Retrospective: The Lawrence Arms – ‘Oh! Calcutta!’

Originally released March 7th 2006, we look at whether The Lawrence Arms' 'Oh! Calcutta!' still bites as hard as it did 20 years ago.

Retrospective: The Lawrence Arms – ‘Oh! Calcutta!’

By Katherine Allvey

Mar 7, 2026 12:00

The Lawrence Arms’ ‘Oh! Calcutta!’ arrived into my life in a crumpled brown envelope, smeared with Sharpie. Nineteen year old me had somehow ended up on the UK promo list for Fat Wreck Chords, and this meant physical CDs arriving at my university halls with a regularity that alarmed neighbours. I thought I knew The Lawrence Arms before I heard this album. Everyone did. They were pleasant enough punk from Chicago, peddling ‘Cocktails and Dreams’ with a side of emotional honest lyrics. Two years before ‘Oh! Calcutta!’, they’d begun to bare their teeth though, getting kicked off the 2004 Warped Tour after a week for loudly pointing out the anti-DIY ethos of the event. Their carefully unfolding career trajectory which had reached a high in 2003’s ‘The Greatest Story Ever Told’ had taken a swerve too as Brendan Kelly (bass/vocals) and drummer Neil Hennessy had joined up with Alkaline Trio and Rise Against to form gorgeously shouty hardcore-lite The Falcon. Looking back, this side project was a harbinger of the fast, uncompromising direction that The Lawrence Arms were preparing to take on ‘Oh! Calcutta!’, a record which felt like it came smack out of nowhere to completely reform how we saw the band.

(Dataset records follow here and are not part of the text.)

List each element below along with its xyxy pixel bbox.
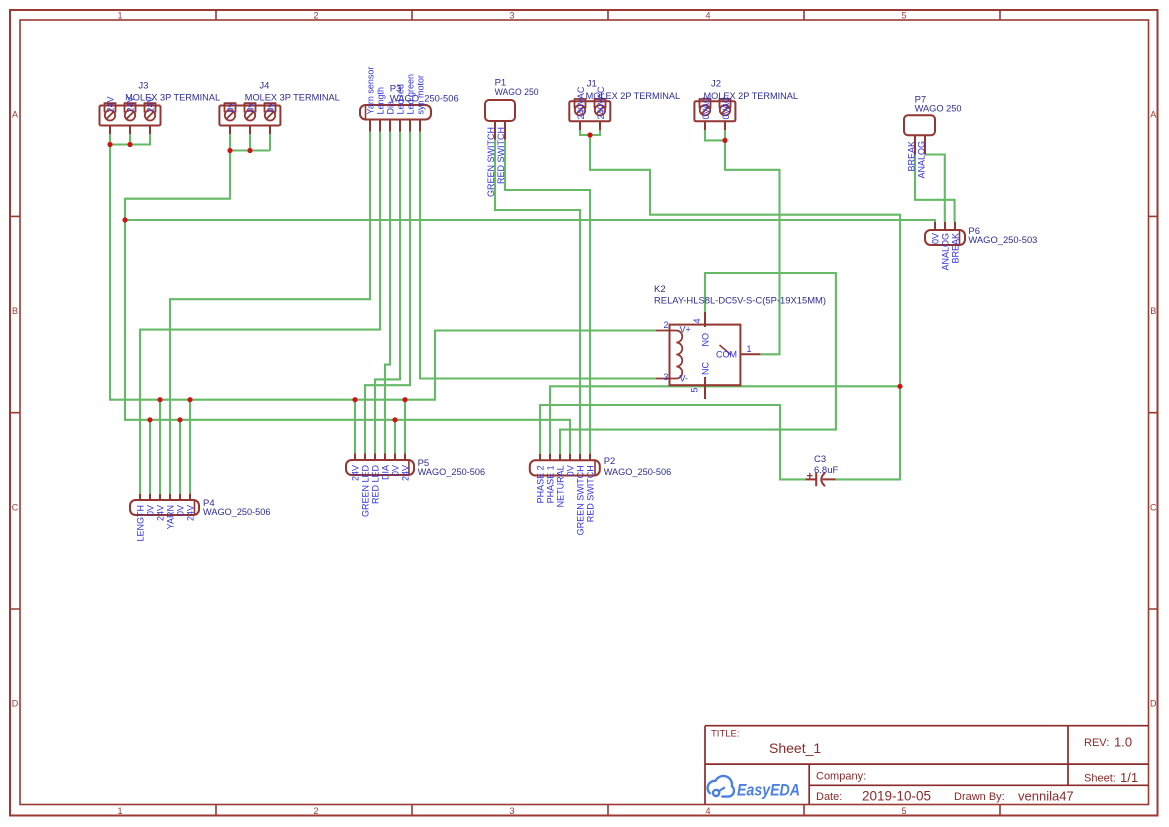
- svg-text:V+: V+: [680, 325, 691, 335]
- svg-text:V-: V-: [680, 374, 689, 384]
- wire DIA net P5 to P3: [385, 132, 390, 454]
- wire RED LED net P5 to P3: [375, 132, 400, 454]
- svg-text:WAGO_250-503: WAGO_250-503: [968, 235, 1037, 246]
- svg-text:Sheet:: Sheet:: [1084, 773, 1116, 785]
- svg-text:BREAK: BREAK: [907, 141, 917, 172]
- svg-text:D: D: [12, 698, 19, 708]
- svg-text:B: B: [1150, 306, 1156, 316]
- wire 0V top horizontal to P6 pin 0V: [125, 220, 935, 222]
- svg-text:0V: 0V: [931, 233, 941, 244]
- svg-text:NETURAL: NETURAL: [556, 465, 566, 507]
- junction (125,220): [122, 217, 127, 222]
- P7 pin labels: [907, 141, 927, 179]
- wire 0VAC net J2 to relay COM: [725, 140, 780, 354]
- wire J2 pins common bus: [705, 130, 725, 140]
- svg-text:GREEN SWITCH: GREEN SWITCH: [486, 127, 496, 197]
- svg-text:COM: COM: [716, 350, 737, 360]
- label J2: [704, 79, 799, 102]
- svg-text:1: 1: [117, 806, 122, 816]
- wire 0V rail stubs to P4 and P5: [150, 420, 395, 494]
- label J3: [125, 81, 220, 104]
- J2 pin labels 0VAC: [701, 96, 731, 119]
- svg-text:WAGO_250-506: WAGO_250-506: [604, 467, 672, 478]
- K2 pin names: [680, 325, 738, 384]
- junction (355,399.7): [352, 397, 357, 402]
- J3 pin labels 24V: [105, 96, 155, 112]
- svg-text:C: C: [1150, 502, 1157, 512]
- svg-text:PHASE 2: PHASE 2: [536, 465, 546, 503]
- junction (180,419.8): [177, 417, 182, 422]
- wire PHASE 2 net P2 to C3 plus: [540, 405, 806, 479]
- capacitor C3: [806, 473, 836, 487]
- P3 pin labels: [366, 67, 426, 115]
- svg-text:Drawn By:: Drawn By:: [954, 791, 1005, 803]
- wire 24V rail stubs to P4 and P5: [160, 400, 405, 494]
- svg-text:24V: 24V: [351, 465, 361, 481]
- svg-text:MOLEX 3P TERMINAL: MOLEX 3P TERMINAL: [245, 93, 340, 104]
- svg-text:2: 2: [313, 10, 318, 20]
- svg-text:GREEN SWITCH: GREEN SWITCH: [576, 465, 586, 535]
- label P7: [915, 95, 962, 115]
- junction (160,399.7): [157, 397, 162, 402]
- wire 24V net: J3 down, horizontal rail, up to relay V+: [110, 145, 656, 400]
- connector P5 WAGO_250-506: [346, 454, 414, 476]
- svg-text:A: A: [12, 110, 18, 120]
- svg-text:Sheet_1: Sheet_1: [769, 740, 821, 756]
- ruler column numbers 1-5: [117, 10, 906, 816]
- svg-text:A: A: [1150, 110, 1156, 120]
- connector P2 WAGO_250-506: [530, 454, 600, 476]
- svg-text:1/1: 1/1: [1120, 770, 1138, 785]
- connector J1 MOLEX 2P TERMINAL: [569, 99, 610, 130]
- svg-text:0v: 0v: [225, 102, 235, 112]
- P4 pin labels: [136, 505, 196, 542]
- wire 240VAC net J1 to C3 via junction: [590, 135, 900, 479]
- K2 pin numbers: [663, 318, 751, 392]
- wire BREAK net P7 to P6: [915, 155, 955, 223]
- svg-text:24V: 24V: [105, 96, 115, 112]
- svg-text:4: 4: [692, 318, 702, 323]
- wire J4 pins common bus: [230, 134, 270, 151]
- P6 pin labels: [931, 233, 961, 271]
- svg-text:REV:: REV:: [1084, 737, 1109, 749]
- connector P7 WAGO 250: [904, 115, 935, 154]
- svg-text:0V: 0V: [391, 465, 401, 476]
- junction (590,135): [587, 132, 592, 137]
- svg-text:3: 3: [663, 372, 668, 382]
- wire ANALOG net P7 to P6: [925, 155, 945, 223]
- svg-text:P2: P2: [604, 456, 616, 467]
- svg-text:1: 1: [746, 344, 751, 354]
- svg-text:3: 3: [509, 806, 514, 816]
- svg-text:D: D: [1150, 698, 1157, 708]
- svg-text:ANALOG: ANALOG: [941, 233, 951, 271]
- svg-text:Company:: Company:: [816, 771, 866, 783]
- svg-text:YARN: YARN: [166, 505, 176, 529]
- connector P6 WAGO_250-503: [925, 222, 965, 245]
- svg-text:C3: C3: [814, 454, 826, 465]
- label P4: [203, 498, 271, 518]
- svg-text:5: 5: [901, 10, 906, 20]
- wire GREEN LED net P5 to P3: [365, 132, 410, 454]
- svg-text:Date:: Date:: [816, 791, 842, 803]
- svg-text:Yarn sensor: Yarn sensor: [366, 67, 376, 115]
- svg-text:BREAK: BREAK: [951, 233, 961, 264]
- svg-text:J1: J1: [587, 79, 597, 90]
- connector P4 WAGO_250-506: [130, 494, 199, 515]
- svg-text:4: 4: [705, 806, 710, 816]
- svg-text:LENGTH: LENGTH: [136, 505, 146, 542]
- svg-text:1.0: 1.0: [1114, 735, 1132, 750]
- P2 pin labels: [536, 465, 596, 535]
- svg-text:RELAY-HLS8L-DC5V-S-C(5P-19X15M: RELAY-HLS8L-DC5V-S-C(5P-19X15MM): [654, 296, 826, 307]
- svg-text:0v: 0v: [245, 102, 255, 112]
- svg-text:PHASE 1: PHASE 1: [546, 465, 556, 503]
- ruler row letters A-D: [12, 110, 1157, 709]
- title block grid: [705, 726, 1149, 805]
- wire YARN net P4 to P3: [170, 132, 370, 495]
- svg-text:WAGO_250-506: WAGO_250-506: [390, 94, 459, 105]
- svg-text:5: 5: [901, 806, 906, 816]
- svg-text:C: C: [12, 502, 19, 512]
- svg-text:5: 5: [690, 387, 700, 392]
- wire syn motor net P3 to relay V-: [420, 132, 656, 379]
- svg-text:0v: 0v: [265, 102, 275, 112]
- wire relay NO to P2 NETURAL net: [560, 273, 836, 454]
- svg-text:MOLEX 2P TERMINAL: MOLEX 2P TERMINAL: [586, 91, 681, 102]
- label P5: [418, 458, 486, 478]
- svg-text:K2: K2: [654, 284, 666, 295]
- junction (190,399.7): [187, 397, 192, 402]
- junction (110,144.5): [107, 142, 112, 147]
- svg-text:24V: 24V: [401, 465, 411, 481]
- junction (130,144.5): [127, 142, 132, 147]
- junction (230,150.5): [227, 148, 232, 153]
- svg-text:WAGO 250: WAGO 250: [915, 104, 962, 115]
- svg-text:WAGO_250-506: WAGO_250-506: [418, 467, 486, 478]
- svg-text:2019-10-05: 2019-10-05: [862, 789, 931, 804]
- svg-text:J4: J4: [259, 81, 269, 92]
- svg-text:ANALOG: ANALOG: [917, 141, 927, 179]
- svg-text:240VAC: 240VAC: [576, 86, 586, 119]
- label P1: [495, 78, 539, 99]
- svg-text:MOLEX 2P TERMINAL: MOLEX 2P TERMINAL: [704, 91, 799, 102]
- svg-text:vennila47: vennila47: [1018, 789, 1074, 804]
- svg-text:24V: 24V: [156, 505, 166, 521]
- wire PHASE 1 net P2 to junction at C3/240VAC: [550, 386, 900, 454]
- svg-text:WAGO 250: WAGO 250: [495, 87, 539, 98]
- svg-text:6.8uF: 6.8uF: [814, 465, 838, 476]
- connector P3 WAGO_250-506: [360, 105, 431, 132]
- connector J3 MOLEX 3P TERMINAL: [100, 103, 161, 134]
- label K2: [654, 284, 826, 307]
- J1 pin labels 240VAC: [576, 86, 606, 119]
- P5 pin labels: [351, 465, 411, 518]
- wire J3 pins common bus: [110, 134, 150, 145]
- svg-text:J2: J2: [711, 79, 721, 90]
- svg-text:0V: 0V: [176, 505, 186, 516]
- svg-text:1: 1: [117, 10, 122, 20]
- junction (250,150.5): [247, 148, 252, 153]
- junction (725,140.4): [722, 138, 727, 143]
- junction (900,386.3): [897, 384, 902, 389]
- svg-text:RED LED: RED LED: [371, 465, 381, 505]
- svg-text:0V: 0V: [146, 505, 156, 516]
- relay K2 body: [656, 312, 760, 399]
- wire GREEN SWITCH net P1 to P2: [495, 140, 580, 455]
- wire LENGTH net P4 to P3: [140, 132, 380, 495]
- svg-text:4: 4: [705, 10, 710, 20]
- label J1: [586, 79, 681, 102]
- svg-text:DIA: DIA: [381, 465, 391, 480]
- connector J4 MOLEX 3P TERMINAL: [219, 103, 280, 134]
- svg-text:0V: 0V: [566, 465, 576, 476]
- EasyEDA logo: [708, 776, 800, 800]
- connector J2 MOLEX 2P TERMINAL: [694, 99, 735, 130]
- connector P1 WAGO 250: [485, 100, 515, 140]
- svg-text:MOLEX 3P TERMINAL: MOLEX 3P TERMINAL: [125, 93, 220, 104]
- junction (150,419.8): [147, 417, 152, 422]
- svg-text:3: 3: [509, 10, 514, 20]
- P1 pin labels: [486, 127, 506, 197]
- J4 pin labels 0v: [225, 102, 275, 112]
- svg-text:TITLE:: TITLE:: [711, 729, 740, 740]
- label J4: [245, 81, 340, 104]
- label P2: [604, 456, 672, 478]
- label P6: [968, 226, 1037, 246]
- svg-text:GREEN LED: GREEN LED: [361, 465, 371, 518]
- svg-text:WAGO_250-506: WAGO_250-506: [203, 507, 271, 518]
- svg-text:Length: Length: [376, 87, 386, 115]
- wire 0V net: J4 down-left, vertical, horizontal rail to P2: [125, 151, 570, 455]
- wire J1 pins common bus: [580, 130, 600, 135]
- svg-text:NC: NC: [701, 362, 711, 375]
- label P3: [390, 84, 459, 105]
- title block texts: [711, 729, 1138, 804]
- wire RED SWITCH net P1 to P2: [505, 140, 590, 455]
- svg-text:24V: 24V: [186, 505, 196, 521]
- svg-text:NO: NO: [701, 333, 711, 347]
- svg-text:B: B: [12, 306, 18, 316]
- svg-text:2: 2: [313, 806, 318, 816]
- junction (395,419.8): [392, 417, 397, 422]
- svg-text:2: 2: [663, 320, 668, 330]
- svg-text:RED SWITCH: RED SWITCH: [496, 127, 506, 184]
- svg-text:RED SWITCH: RED SWITCH: [586, 465, 596, 522]
- svg-text:EasyEDA: EasyEDA: [737, 781, 800, 800]
- svg-text:J3: J3: [138, 81, 148, 92]
- label C3 6.8uF: [814, 454, 838, 476]
- junction (405,399.7): [402, 397, 407, 402]
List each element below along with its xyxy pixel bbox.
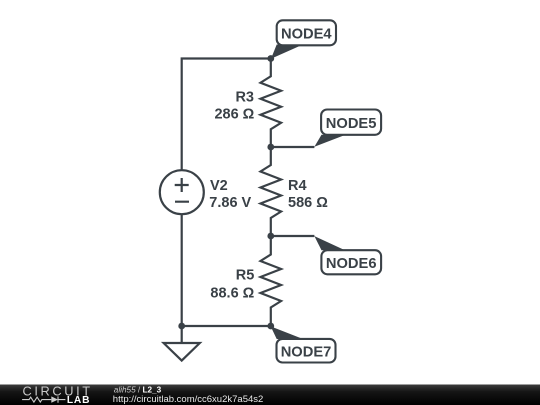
wire from V2 negative terminal down and right to node NODE7 — [182, 214, 271, 326]
label V2 value — [209, 178, 251, 211]
label R3 value — [214, 90, 254, 123]
svg-text:NODE5: NODE5 — [326, 116, 377, 132]
node NODE4 callout — [271, 20, 336, 59]
junction dot ground node — [178, 323, 185, 330]
svg-text:R4: R4 — [288, 178, 307, 194]
svg-text:NODE4: NODE4 — [281, 26, 332, 42]
junction dot node D bottom — [267, 323, 274, 330]
node NODE6 callout — [314, 236, 381, 274]
resistor R4 — [261, 147, 282, 236]
junction dot node C — [267, 233, 274, 240]
svg-text:R3: R3 — [235, 90, 254, 106]
voltage source V2 — [160, 170, 204, 214]
svg-text:NODE7: NODE7 — [281, 345, 332, 361]
label R4 value — [288, 178, 328, 211]
svg-text:LAB: LAB — [67, 395, 90, 405]
logo diode triangle — [51, 396, 58, 402]
ground — [164, 326, 200, 361]
svg-text:586 Ω: 586 Ω — [288, 195, 328, 211]
resistor R3 — [261, 59, 282, 148]
logo mini schematic (resistor and diode) — [22, 396, 65, 402]
resistor R5 — [261, 236, 282, 326]
node NODE7 callout — [271, 326, 336, 362]
svg-text:http://circuitlab.com/cc6xu2k7: http://circuitlab.com/cc6xu2k7a54s2 — [113, 394, 263, 405]
footer bar — [0, 385, 540, 405]
wire to NODE5 — [271, 146, 315, 148]
node NODE5 callout — [314, 110, 381, 147]
svg-text:88.6 Ω: 88.6 Ω — [210, 285, 254, 301]
wire to NODE6 — [271, 235, 315, 237]
svg-text:NODE6: NODE6 — [326, 256, 377, 272]
svg-text:V2: V2 — [210, 178, 228, 194]
junction dot node A top — [267, 55, 274, 62]
junction dot node B — [267, 144, 274, 151]
label R5 value — [210, 268, 254, 302]
wire from node NODE4 left and down to V2 positive terminal — [182, 59, 271, 171]
svg-text:R5: R5 — [236, 268, 255, 284]
svg-text:7.86 V: 7.86 V — [209, 195, 251, 211]
svg-text:286 Ω: 286 Ω — [214, 107, 254, 123]
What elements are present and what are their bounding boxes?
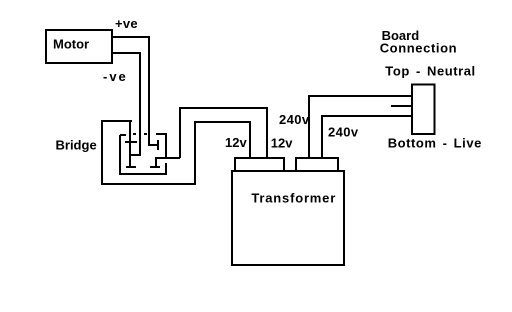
terminal block 240v [296, 158, 338, 171]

History proved The Lawrence Arms right to take their new direction. Punknews rated ‘Oh! Calcutta!’ as their top album of the entire decade, ranking it higher than Green Day’s ‘American Idiot’ or Blink 182’s ‘Take off Your Pants And Jacket’. Unlike Billie Joe Armstrong’s diatribe (despite his recent lyrical updates), ‘Oh! Calcutta!’ hasn’t aged a day since it was released. Opening with a blunt bass and the challenging, sarcastic “shall we dance?”, ‘The Devil’s Takin’ Names’ feels so fresh and modern, with moments of dropping down to near silence like a clenched jaw explode into fierce rejection of anything placed in their way. This opening track was the first time we’d ever heard The Lawrence Arms using two vocalists simultaneously, and the sheer “wow” moment is rarely equalled. It’s like a cinder block to the head, even now, to hear the two voices never quite harmonising and always weaving in and out of connection.

‘Oh! Calcutta!’ set out its agenda from the get go; life is absurd and intellectualism is whatever you want to define it as. The back cover quotes Shakespeare and Bill and Ted, and the song titles reference Judy Bloom, Charles Darwin, Happy Days and their continuing issues with the Warped Tour (plus a lyrical jab at Davey Havok). Everything was equal in its relevance to The Lawrence Arms, whether it’s high culture or pop culture. That’s what makes it such an iconoclastic record, the very definition of punk rock in the twenty first century, and also a record which lasts. We’re in the era of post-truth and deep-fakes now, where being nice to your neighbours or suggesting children should have lunch are controversial takes. ‘Oh! Calcutta!’ called all this twenty years ago and reminded us that we get to choose what’s important to each of us.

The way The Lawrence Arms captured universal sentiment is what makes ‘Oh! Calcutta!’ so great. “I’m like a record player, I keep going round with the needle in my arm making someone else’s sound,” they sing on ‘Like A Record Player’, a song of longing for escape from the traps we find ourselves in over and over again. ‘Beyond The Embarassing Style’ distills the hope that someone who’s wronged you eventually faces karmic retribution, soundtracked by tense bass and a scream for justice. It’s a coming of age album in the sense that it’s a record for people who’ve made it to adulthood and realised that it’s really not all it’s cracked up to be. Any bitterness is burned off by wit and humour though; when you realise they really are singing “aeroplane, aeroplane” on ‘Are You There Margaret? It’s Me, God” forces a smile to even the most jaded face. It’s the same tactic that Heart Attack Man use now, only The Lawrence Arms were doing it two decades ago.

I carefully decanted my copy of ‘Oh! Calcutta!’ into a plastic sleeve on the day it arrived at my halls. My caution was futile as I ended up playing it everywhere I could until the disc was so scratched it was barely readable. A problem like needing to breath on your CD and polish it with the sleeve of your hoody to try and get it to stop skipping has long passed from our lives, but the absolute joy of feeling that The Lawrence Arms really get what we’re all thinking can’t fade. ‘Oh! Calcutta!’ has become an album that’s grown as we have, and each listen reveals a little something you missed the last million you heard it. It’s a hell of a twenty-first century punk record and should never be underestimated or forgotten.